Understand Oracle Optimizer Statistics

From Ittichai Chammavanijakul's Wiki
Jump to navigation Jump to search

[References: http://www.google.com/url?sa=t&rct=j&q=&esrc=s&source=web&cd=1&ved=0CDgQFjAA&url=http%3A%2F%2Fwww.oracle.com%2Focom%2Fgroups%2Fpublic%2F%40otn%2Fdocuments%2Fwebcontent%2F1354477.pdf&ei=1PDNUOqGJJG6yAHu6oHIBg&usg=AFQjCNGwaegmfmC_ILOTMh2cE6Fbr-c9Lw&sig2=AT11Pb9zmsck-g5B8lTEtw&bvm=bv.1355325884,d.aWc&cad=rja]
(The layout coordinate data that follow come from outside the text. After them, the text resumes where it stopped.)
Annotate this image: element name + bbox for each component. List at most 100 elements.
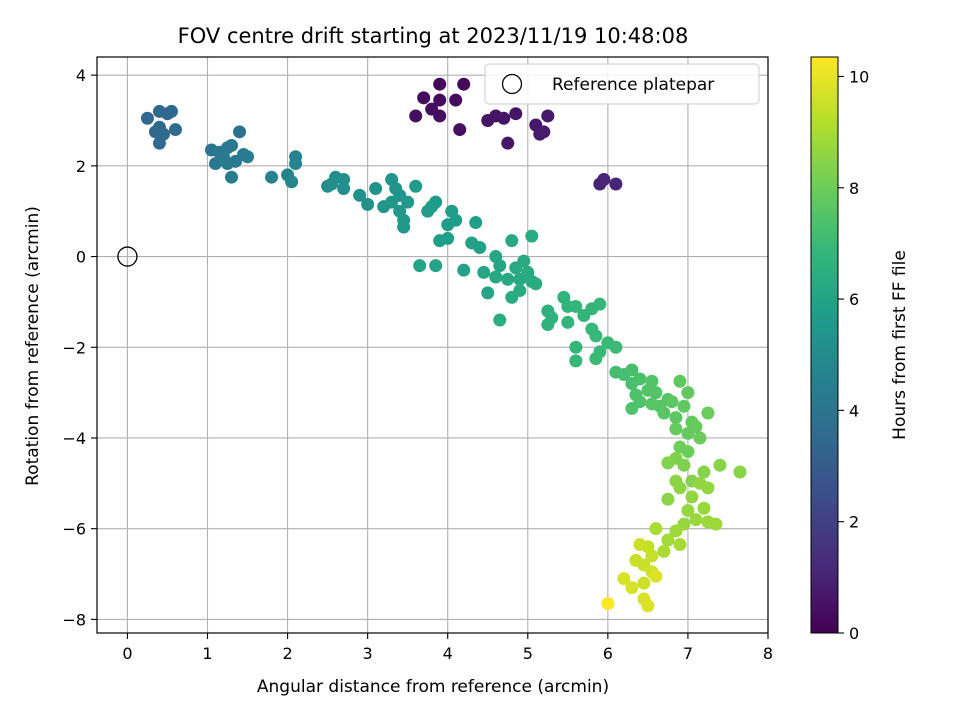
data-point — [265, 170, 279, 184]
y-tick-label: −4 — [62, 429, 86, 448]
data-point — [449, 93, 463, 107]
y-tick-label: −8 — [62, 610, 86, 629]
data-point — [501, 136, 515, 150]
data-point — [289, 150, 303, 164]
data-point — [681, 445, 695, 459]
x-tick-label: 0 — [122, 644, 132, 663]
data-point — [657, 406, 671, 420]
data-point — [625, 581, 639, 595]
data-point — [541, 318, 555, 332]
data-point — [477, 265, 491, 279]
reference-platepar-marker — [117, 246, 138, 267]
data-point — [509, 107, 523, 121]
data-point — [493, 259, 507, 273]
data-point — [513, 284, 527, 298]
data-point — [385, 195, 399, 209]
legend-label-reference: Reference platepar — [552, 75, 714, 95]
data-point — [617, 572, 631, 586]
legend: Reference platepar — [484, 63, 760, 105]
data-point — [561, 315, 575, 329]
data-point — [429, 259, 443, 273]
data-point — [541, 109, 555, 123]
x-tick-label: 5 — [523, 644, 533, 663]
data-point — [733, 465, 747, 479]
data-point — [697, 501, 711, 515]
data-point — [497, 111, 511, 125]
data-point — [481, 286, 495, 300]
data-point — [401, 195, 415, 209]
data-point — [685, 490, 699, 504]
data-point — [661, 533, 675, 547]
y-tick-label: −2 — [62, 338, 86, 357]
data-point — [353, 188, 367, 202]
data-point — [701, 406, 715, 420]
colorbar-ticks: 0 2 4 6 8 10 — [838, 67, 869, 643]
legend-box — [484, 63, 760, 105]
data-point — [689, 420, 703, 434]
data-point — [225, 170, 239, 184]
colorbar-tick-label: 8 — [849, 179, 859, 198]
colorbar-tick-label: 2 — [849, 513, 859, 532]
x-axis-ticks: 0 1 2 3 4 5 6 7 8 — [122, 633, 773, 663]
colorbar: 0 2 4 6 8 10 Hours from first FF file — [810, 56, 910, 643]
data-point — [669, 422, 683, 436]
data-point — [629, 553, 643, 567]
data-point — [221, 157, 235, 171]
data-point — [589, 352, 603, 366]
data-point — [649, 386, 663, 400]
data-point — [337, 172, 351, 186]
y-axis-ticks: −8 −6 −4 −2 0 2 4 — [62, 66, 97, 629]
data-point — [701, 481, 715, 495]
x-tick-label: 1 — [202, 644, 212, 663]
data-point — [168, 123, 182, 137]
data-point — [469, 216, 483, 230]
data-point — [569, 340, 583, 354]
data-point — [633, 395, 647, 409]
data-point — [505, 234, 519, 248]
data-point — [661, 492, 675, 506]
data-point — [673, 481, 687, 495]
data-point — [597, 172, 611, 186]
colorbar-tick-label: 4 — [849, 401, 859, 420]
plot-frame — [96, 56, 769, 634]
y-tick-label: −6 — [62, 520, 86, 539]
data-point — [569, 354, 583, 368]
data-point — [233, 125, 247, 139]
data-point — [669, 411, 683, 425]
chart-title: FOV centre drift starting at 2023/11/19 … — [178, 24, 689, 48]
data-point — [425, 200, 439, 214]
data-point — [697, 465, 711, 479]
data-point — [593, 297, 607, 311]
data-point — [501, 272, 515, 286]
data-point — [241, 150, 255, 164]
colorbar-gradient — [810, 56, 839, 634]
data-point — [677, 399, 691, 413]
data-point — [493, 313, 507, 327]
data-point — [609, 340, 623, 354]
data-points — [117, 77, 747, 613]
data-point — [645, 549, 659, 563]
data-point — [589, 329, 603, 343]
data-point — [413, 259, 427, 273]
data-point — [569, 299, 583, 313]
data-point — [633, 372, 647, 386]
data-point — [457, 77, 471, 91]
data-point — [693, 431, 707, 445]
data-point — [645, 397, 659, 411]
x-axis-label: Angular distance from reference (arcmin) — [257, 677, 609, 697]
x-tick-label: 4 — [443, 644, 453, 663]
data-point — [649, 522, 663, 536]
data-point — [409, 179, 423, 193]
data-point — [673, 374, 687, 388]
y-tick-label: 2 — [76, 157, 86, 176]
data-point — [609, 177, 623, 191]
data-point — [433, 109, 447, 123]
data-point — [225, 138, 239, 152]
data-point — [337, 182, 351, 196]
y-axis-label: Rotation from reference (arcmin) — [23, 206, 43, 486]
data-point — [689, 513, 703, 527]
data-point — [457, 263, 471, 277]
x-tick-label: 6 — [603, 644, 613, 663]
colorbar-tick-label: 6 — [849, 290, 859, 309]
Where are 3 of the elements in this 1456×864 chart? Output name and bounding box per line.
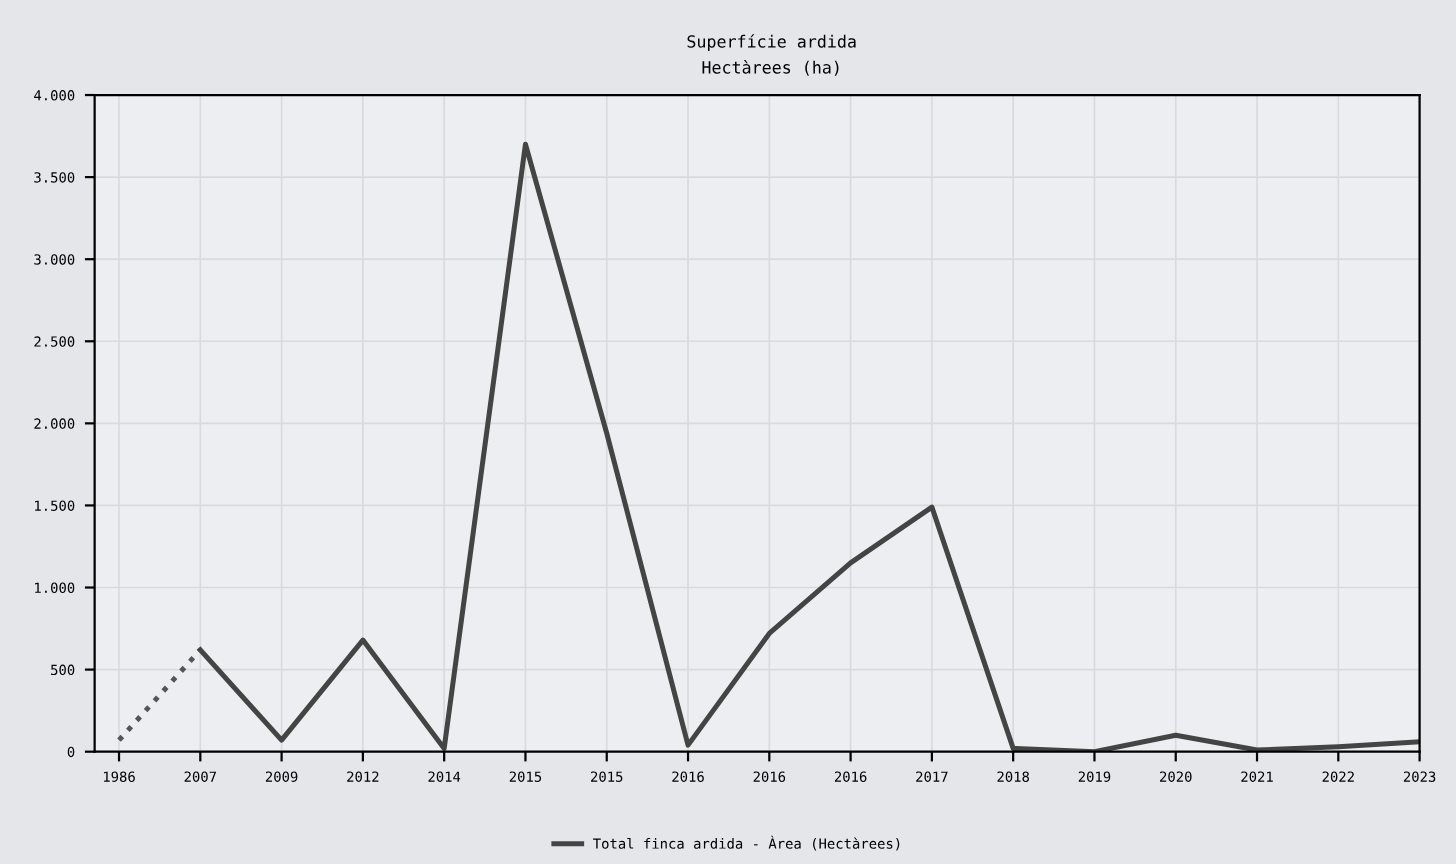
line-series bbox=[197, 141, 1420, 752]
chart-subtitle: Hectàrees (ha) bbox=[702, 60, 839, 76]
chart-title: Superfície ardida bbox=[687, 34, 856, 51]
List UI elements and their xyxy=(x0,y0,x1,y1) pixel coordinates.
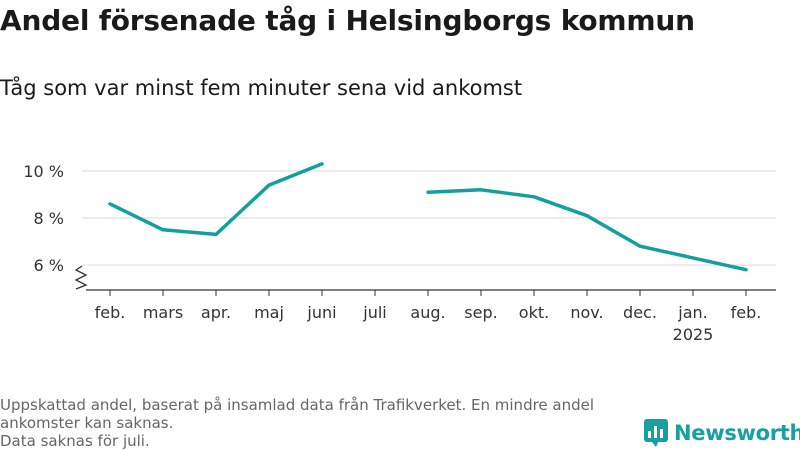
x-year-label: 2025 xyxy=(673,325,714,344)
x-tick-label: feb. xyxy=(95,303,126,322)
axis-break-icon xyxy=(74,265,88,290)
brand-name: Newsworthy xyxy=(674,421,800,445)
x-tick-label: aug. xyxy=(410,303,445,322)
chart-footer: Uppskattad andel, baserat på insamlad da… xyxy=(0,396,630,450)
y-tick-label: 6 % xyxy=(34,256,64,275)
chart-title: Andel försenade tåg i Helsingborgs kommu… xyxy=(0,4,695,37)
x-tick-label: juni xyxy=(306,303,336,322)
x-tick-label: dec. xyxy=(623,303,657,322)
series-line xyxy=(426,188,748,272)
x-tick-label: juli xyxy=(362,303,386,322)
line-chart: 6 % 8 % 10 % feb. mars apr. maj juni juli aug. se… xyxy=(23,162,776,344)
newsworthy-logo-icon xyxy=(644,419,668,447)
brand-logo[interactable]: Newsworthy xyxy=(644,419,800,447)
x-tick-label: nov. xyxy=(570,303,603,322)
x-tick-label: mars xyxy=(143,303,183,322)
gridlines xyxy=(82,170,776,266)
x-tick-label: maj xyxy=(254,303,284,322)
y-tick-label: 10 % xyxy=(23,162,64,181)
x-tick-labels: feb. mars apr. maj juni juli aug. sep. okt. nov. d… xyxy=(95,303,762,344)
series-lines xyxy=(108,162,748,272)
x-tick-label: apr. xyxy=(201,303,231,322)
x-tick-label: feb. xyxy=(731,303,762,322)
axes xyxy=(74,265,776,296)
series-line xyxy=(108,162,324,237)
x-tick-label: okt. xyxy=(519,303,549,322)
x-tick-label: sep. xyxy=(464,303,497,322)
y-tick-label: 8 % xyxy=(34,209,64,228)
x-tick-label: jan. xyxy=(677,303,707,322)
chart-subtitle: Tåg som var minst fem minuter sena vid a… xyxy=(0,76,523,100)
footer-note-missing: Data saknas för juli. xyxy=(0,432,150,450)
footer-note-source: Uppskattad andel, baserat på insamlad da… xyxy=(0,396,595,432)
y-tick-labels: 6 % 8 % 10 % xyxy=(23,162,64,275)
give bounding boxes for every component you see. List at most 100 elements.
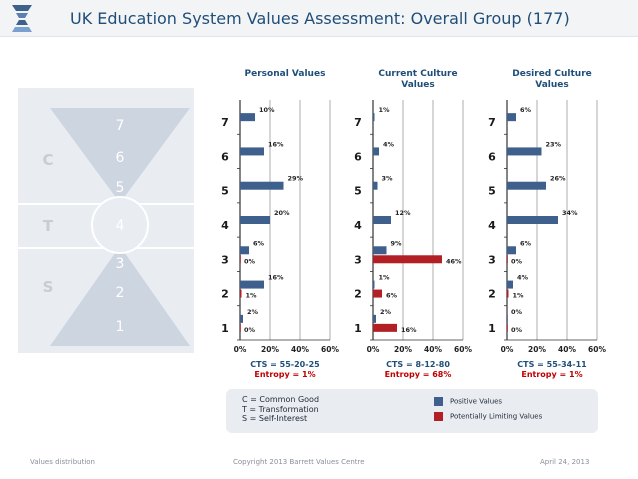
y-tick-label-2: 2 [354, 288, 362, 301]
y-tick-label-6: 6 [488, 150, 496, 163]
x-tick-label: 0% [234, 345, 247, 354]
legend-positive-label: Positive Values [450, 397, 503, 406]
x-tick-label: 60% [321, 345, 339, 354]
data-label-positive-level-7: 1% [379, 106, 391, 114]
bar-limiting-level-1 [507, 323, 508, 332]
bar-positive-level-7 [240, 113, 255, 122]
data-label-positive-level-2: 1% [379, 274, 391, 282]
y-tick-label-5: 5 [221, 185, 229, 198]
cts-desired: CTS = 55-34-11 Entropy = 1% [482, 360, 622, 380]
legend-limiting-label: Potentially Limiting Values [450, 412, 543, 421]
data-label-positive-level-3: 9% [391, 239, 403, 247]
bar-positive-level-4 [373, 216, 391, 224]
x-tick-label: 60% [454, 345, 472, 354]
legend-positive: Positive Values [434, 397, 542, 406]
hourglass-center-circle [91, 196, 149, 254]
bar-positive-level-6 [240, 147, 264, 156]
y-tick-label-4: 4 [221, 219, 229, 232]
bar-positive-level-4 [507, 216, 558, 224]
data-label-positive-level-6: 4% [383, 140, 395, 148]
legend-series: Positive Values Potentially Limiting Val… [434, 397, 542, 421]
y-tick-label-5: 5 [488, 185, 496, 198]
hourglass-level-3: 3 [116, 256, 125, 272]
bar-limiting-level-3 [507, 255, 508, 264]
x-tick-label: 40% [558, 345, 576, 354]
legend-def-c: C = Common Good [242, 395, 320, 404]
data-label-positive-level-4: 34% [562, 209, 578, 217]
data-label-positive-level-5: 26% [550, 175, 566, 183]
y-tick-label-3: 3 [221, 253, 229, 266]
bar-positive-level-1 [507, 314, 508, 323]
limiting-swatch [434, 412, 443, 421]
data-label-limiting-level-1: 16% [401, 326, 417, 334]
x-tick-label: 20% [528, 345, 546, 354]
bar-positive-level-2 [373, 280, 375, 289]
data-label-positive-level-2: 16% [268, 274, 284, 282]
header-bar: UK Education System Values Assessment: O… [0, 0, 638, 37]
hourglass-level-5: 5 [116, 180, 125, 196]
bar-limiting-level-2 [507, 289, 509, 298]
data-label-positive-level-4: 20% [274, 209, 290, 217]
footer-left: Values distribution [30, 458, 95, 466]
y-tick-label-7: 7 [488, 116, 496, 129]
panel-title-current: Current Culture Values [378, 69, 458, 90]
bar-limiting-level-2 [240, 289, 242, 298]
data-label-positive-level-4: 12% [395, 209, 411, 217]
bar-limiting-level-2 [373, 289, 382, 298]
entropy-current-value: Entropy = 68% [384, 370, 452, 379]
panel-title-desired: Desired Culture Values [512, 69, 592, 90]
data-label-limiting-level-1: 0% [244, 326, 256, 334]
bar-positive-level-5 [507, 181, 546, 190]
hourglass-level-6: 6 [116, 150, 125, 166]
chart-desired-culture-values: 0% 20% 40% 60% 7 6% 6 23% 5 26% 4 34% 3 6% 0% 2 4% 1% 1 0% 0… [488, 100, 606, 354]
y-tick-label-1: 1 [221, 322, 229, 335]
x-tick-label: 60% [588, 345, 606, 354]
bar-limiting-level-3 [240, 255, 241, 264]
hourglass-lower-triangle [50, 246, 190, 346]
data-label-positive-level-6: 23% [546, 140, 562, 148]
hourglass-letter-s: S [43, 278, 54, 296]
hourglass-level-2: 2 [116, 285, 125, 301]
bar-positive-level-5 [373, 181, 378, 190]
x-tick-label: 0% [367, 345, 380, 354]
bar-positive-level-6 [507, 147, 542, 156]
page-title: UK Education System Values Assessment: O… [70, 9, 570, 28]
legend-def-s: S = Self-Interest [242, 414, 308, 423]
data-label-limiting-level-2: 6% [386, 292, 398, 300]
cts-personal: CTS = 55-20-25 Entropy = 1% [215, 360, 355, 380]
positive-swatch [434, 397, 443, 406]
legend-def-t: T = Transformation [242, 404, 319, 414]
hourglass-letter-t: T [43, 217, 54, 235]
bar-positive-level-1 [240, 314, 243, 323]
chart-current-culture-values: 0% 20% 40% 60%71%64%53%412%39%46%21%6%12%16… [354, 100, 472, 354]
barrett-logo-icon [12, 5, 32, 32]
footer-right: April 24, 2013 [540, 458, 590, 466]
hourglass-level-7: 7 [116, 118, 125, 134]
data-label-positive-level-1: 0% [511, 308, 523, 316]
data-label-positive-level-5: 29% [288, 175, 304, 183]
bar-positive-level-6 [373, 147, 379, 156]
y-tick-label-5: 5 [354, 185, 362, 198]
cts-current-value: CTS = 8-12-80 [386, 360, 450, 369]
hourglass-upper-triangle [50, 108, 190, 203]
hourglass-letter-c: C [42, 151, 53, 169]
chart-personal-values: 0% 20% 40% 60% 7 10% 6 16% 5 29% 4 20% 3 6% 0% 2 16% 1% 1 2… [221, 100, 339, 354]
bar-positive-level-3 [507, 246, 516, 255]
x-tick-label: 20% [394, 345, 412, 354]
y-tick-label-7: 7 [354, 116, 362, 129]
data-label-positive-level-1: 2% [380, 308, 392, 316]
legend-box [226, 389, 598, 433]
y-tick-label-7: 7 [221, 116, 229, 129]
bar-limiting-level-1 [240, 323, 241, 332]
data-label-limiting-level-2: 1% [246, 292, 258, 300]
panel-title-personal: Personal Values [244, 69, 326, 79]
hourglass-level-4: 4 [116, 218, 125, 234]
bar-positive-level-4 [240, 216, 270, 224]
y-tick-label-3: 3 [488, 253, 496, 266]
data-label-positive-level-3: 6% [253, 239, 265, 247]
bar-positive-level-7 [507, 113, 516, 122]
data-label-positive-level-1: 2% [247, 308, 259, 316]
entropy-personal-value: Entropy = 1% [254, 370, 316, 379]
y-tick-label-6: 6 [221, 150, 229, 163]
bar-limiting-level-3 [373, 255, 442, 264]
Personal note Understand Optimizer

  • The Cost Based Optimizer (CBO) examines all possible plans for a SQL statement and chooses the one with the lowest cost.
  • The cost represents the estimated resource usage for a given execution plan. The resource includes CPU, I/O, etc.
  • The lower the cost is, the more efficient plan execution plan will be - and in theory, the more quickly the SQL query will run.
  • In order for the Optimizer to accurately determine the cost, it must have information (or Optimizer statistics) about all of the objects accessed in the SQL statement as well as about the system on which the statement will run on.
  • Optimizer Statistics are stored in the data dictionary, and can be accessed using the data dictionary view such as USER_TAB_STATISTICS.
  • Performance Statistics (via v$ views) relates to the state of the system and the SQL workload executing on it.
  • Optimizer Statistics
    • Table Statistics
      • Table Statistics, viewed via USER_TAB_STATISTICS, include:
        • Number of rows in the table
        • Number of data blocks used for the table
        • Average row length in the table
      • The optimizer uses this statistic with other information to compute the cost of various operations in the execution plan and to estimate the number of rows the operation will produce. For example, the cost of a table access is calculated using the number of data blocks combined with the value of the parameter DB_FILE_MULTIBLOCK_READ_COUNT.
    • Column Statistics
      • Column Statistics, viewed via USER_TAB_COL_STATISTICS, include:
        • Number of the distinct values in a column (NDV)
        • The minimum and maximum value found in the column
      • The optimizer uses this statistic with other information (e.g. the number of rows in the table statistics) to compute the cost of various operations in the execution plan and to estimate the number of rows the operation will produce. For example, a table has 100 records, and the table access evaluates and equality predicate on a column that has 10 distinct values, then the Optimizer, assuming *uniform data distribution*, estimates the cardinality to be the number of tows in the table divided by the number of the distinct values for the column or 100/10 = 10.
    • Additional Column Statistics
      • Histograms
        • Histograms tell the Optimizer about the distribution of data within a column.
        • By default, without Histograms, the Optimizer assumes a uniform distribution of rows across the distinct value.
        • If the data distribution in that column is not uniform (i.e., a data skew) then the cardinality estimate will be incorrect.
        • Oracle automatically determines the columns that need histograms based on the column usage information (SYS.COL_USAGE$), and the presence of a data skew. For example, Oracle will not automatically create a histogram on a unique column if it is only seen in equality predicates.